目的地の村に辿り着いた時には、辺りは真っ暗になっていた。
私は既にヘロヘロのヨロヨロで、レオンハルト様に支えられながら馬をおりる始末だった。お荷物で、誠に申し訳ない……。
レオンハルト様は神殿には直接向かわず、宿屋に私を連れて行った。
支えなくしては歩くことも出来ない、要介護な私を連れて歩くのは危険だと判断したのだろう。レオンハルト様は、ベッドに座らせた私の前に跪いた。
「一人で様子を見てきます。一時間程で一度戻りますので、貴女は宿から決して出ないでください。いいですね?」
念を押されて、私は小さく頷く。
私が一緒に行く方が危険度は増すだろうと、分かっていても心配だ。暗闇の中、一人で歩くレオンハルト様を思い浮かべるだけで、心臓がきゅうと引き絞られるみたいに痛む。

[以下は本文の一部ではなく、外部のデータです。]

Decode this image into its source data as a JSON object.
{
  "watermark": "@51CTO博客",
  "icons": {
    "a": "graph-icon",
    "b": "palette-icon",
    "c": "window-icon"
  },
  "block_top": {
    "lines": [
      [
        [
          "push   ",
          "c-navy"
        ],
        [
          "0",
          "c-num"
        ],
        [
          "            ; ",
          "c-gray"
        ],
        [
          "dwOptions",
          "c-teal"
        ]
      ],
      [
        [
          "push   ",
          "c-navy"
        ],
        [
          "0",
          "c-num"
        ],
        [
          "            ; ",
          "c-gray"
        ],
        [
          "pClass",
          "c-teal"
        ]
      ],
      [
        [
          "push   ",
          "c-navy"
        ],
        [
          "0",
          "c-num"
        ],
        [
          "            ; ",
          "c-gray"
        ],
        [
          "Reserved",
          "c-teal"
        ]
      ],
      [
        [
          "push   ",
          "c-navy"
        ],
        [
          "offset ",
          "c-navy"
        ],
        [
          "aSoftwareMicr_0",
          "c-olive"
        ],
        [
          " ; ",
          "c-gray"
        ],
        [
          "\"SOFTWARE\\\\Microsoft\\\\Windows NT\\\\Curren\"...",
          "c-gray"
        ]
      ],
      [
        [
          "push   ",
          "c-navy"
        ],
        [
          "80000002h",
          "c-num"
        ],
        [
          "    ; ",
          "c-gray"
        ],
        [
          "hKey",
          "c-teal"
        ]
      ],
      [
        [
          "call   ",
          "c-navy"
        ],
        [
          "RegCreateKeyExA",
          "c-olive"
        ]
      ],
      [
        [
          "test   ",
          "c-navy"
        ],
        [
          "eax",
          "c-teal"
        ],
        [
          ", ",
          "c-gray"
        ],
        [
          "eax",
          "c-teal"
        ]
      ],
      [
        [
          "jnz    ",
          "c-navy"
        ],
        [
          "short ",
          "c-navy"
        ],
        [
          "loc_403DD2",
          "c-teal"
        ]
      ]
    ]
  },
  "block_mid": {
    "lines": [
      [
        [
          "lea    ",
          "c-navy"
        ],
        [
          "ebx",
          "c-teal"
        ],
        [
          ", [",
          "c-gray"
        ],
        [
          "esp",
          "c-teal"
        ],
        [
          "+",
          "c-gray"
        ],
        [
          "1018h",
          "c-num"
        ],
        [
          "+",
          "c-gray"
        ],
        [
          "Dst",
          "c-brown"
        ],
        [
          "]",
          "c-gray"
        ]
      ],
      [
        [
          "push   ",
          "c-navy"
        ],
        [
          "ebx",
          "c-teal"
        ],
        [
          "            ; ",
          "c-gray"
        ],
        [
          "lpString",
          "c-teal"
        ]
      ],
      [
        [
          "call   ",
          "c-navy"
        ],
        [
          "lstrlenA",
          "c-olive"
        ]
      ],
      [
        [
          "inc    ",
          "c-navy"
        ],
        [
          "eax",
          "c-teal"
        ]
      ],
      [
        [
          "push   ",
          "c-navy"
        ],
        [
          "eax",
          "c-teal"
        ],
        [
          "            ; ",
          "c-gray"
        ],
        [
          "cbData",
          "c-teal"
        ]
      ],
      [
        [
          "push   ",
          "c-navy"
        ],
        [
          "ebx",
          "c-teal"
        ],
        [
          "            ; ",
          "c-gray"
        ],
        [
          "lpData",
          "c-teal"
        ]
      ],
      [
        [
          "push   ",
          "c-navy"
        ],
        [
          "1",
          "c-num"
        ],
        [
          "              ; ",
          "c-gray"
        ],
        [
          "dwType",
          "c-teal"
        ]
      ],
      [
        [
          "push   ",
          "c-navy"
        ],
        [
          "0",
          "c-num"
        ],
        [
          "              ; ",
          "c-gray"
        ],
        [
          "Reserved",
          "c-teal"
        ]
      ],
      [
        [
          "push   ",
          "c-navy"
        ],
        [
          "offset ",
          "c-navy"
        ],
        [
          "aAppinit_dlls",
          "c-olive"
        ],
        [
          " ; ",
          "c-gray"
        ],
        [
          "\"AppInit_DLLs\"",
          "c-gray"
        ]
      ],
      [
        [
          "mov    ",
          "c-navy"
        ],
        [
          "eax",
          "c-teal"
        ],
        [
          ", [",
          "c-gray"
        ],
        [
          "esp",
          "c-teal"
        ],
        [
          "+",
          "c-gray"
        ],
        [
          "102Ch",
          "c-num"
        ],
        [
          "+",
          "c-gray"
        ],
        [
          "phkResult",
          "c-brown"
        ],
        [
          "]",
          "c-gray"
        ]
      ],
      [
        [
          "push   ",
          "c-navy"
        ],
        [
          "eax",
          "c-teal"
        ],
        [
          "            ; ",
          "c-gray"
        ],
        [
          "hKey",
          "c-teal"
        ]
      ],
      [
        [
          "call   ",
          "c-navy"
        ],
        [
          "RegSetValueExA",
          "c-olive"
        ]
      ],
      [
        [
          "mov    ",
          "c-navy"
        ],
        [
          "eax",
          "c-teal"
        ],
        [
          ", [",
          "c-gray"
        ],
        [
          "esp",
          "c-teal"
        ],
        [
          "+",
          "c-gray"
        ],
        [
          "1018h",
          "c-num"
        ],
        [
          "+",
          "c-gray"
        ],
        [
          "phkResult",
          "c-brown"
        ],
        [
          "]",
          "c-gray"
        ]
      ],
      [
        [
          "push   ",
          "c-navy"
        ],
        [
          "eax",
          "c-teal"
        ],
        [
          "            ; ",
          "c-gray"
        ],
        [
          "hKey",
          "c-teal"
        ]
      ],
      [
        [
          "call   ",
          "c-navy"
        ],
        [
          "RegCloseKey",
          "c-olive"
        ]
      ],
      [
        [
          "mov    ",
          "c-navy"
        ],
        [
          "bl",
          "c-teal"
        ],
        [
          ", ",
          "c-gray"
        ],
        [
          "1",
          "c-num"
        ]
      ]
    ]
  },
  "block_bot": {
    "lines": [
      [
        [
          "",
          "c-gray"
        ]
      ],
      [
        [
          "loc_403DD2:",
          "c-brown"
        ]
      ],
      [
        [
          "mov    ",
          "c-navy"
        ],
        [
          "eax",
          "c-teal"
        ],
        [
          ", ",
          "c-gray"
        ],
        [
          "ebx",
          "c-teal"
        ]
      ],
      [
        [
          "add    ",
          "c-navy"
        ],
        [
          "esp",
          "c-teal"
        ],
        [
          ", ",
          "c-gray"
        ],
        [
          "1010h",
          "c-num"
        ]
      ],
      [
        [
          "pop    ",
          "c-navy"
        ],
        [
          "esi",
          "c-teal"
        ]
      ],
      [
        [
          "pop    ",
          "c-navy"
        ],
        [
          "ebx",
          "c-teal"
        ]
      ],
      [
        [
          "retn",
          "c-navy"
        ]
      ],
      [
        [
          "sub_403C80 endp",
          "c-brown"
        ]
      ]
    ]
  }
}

不細工な顔で俯く私を見て、レオンハルト様は苦笑した。ぽん、と頭に大きな手が置かれる。
「心配しないで。危ないことはしないと約束します」
「……はい」
スカートを握りしめて、噛み締めていた唇を解く。
「気をつけて」
笑ったつもりだけど、たぶん失敗した。レオンハルト様が、困った顔をしていたから。
「待っている間、体を休めてくださいね。寝てしまっても構わないから」
過保護なレオンハルト様は、自分の身ではなく私のことばかり心配していた。
出て行くレオンハルト様を見送って、ベッドに戻っても眠る気にはならなかった。体は疲れ切っていたけれど、目を閉じても睡魔はやって来ない。
ベッドを下りて、意味もなく部屋の中をウロウロしてしまう。窓際に近付いて、そっと木戸を押して開けた。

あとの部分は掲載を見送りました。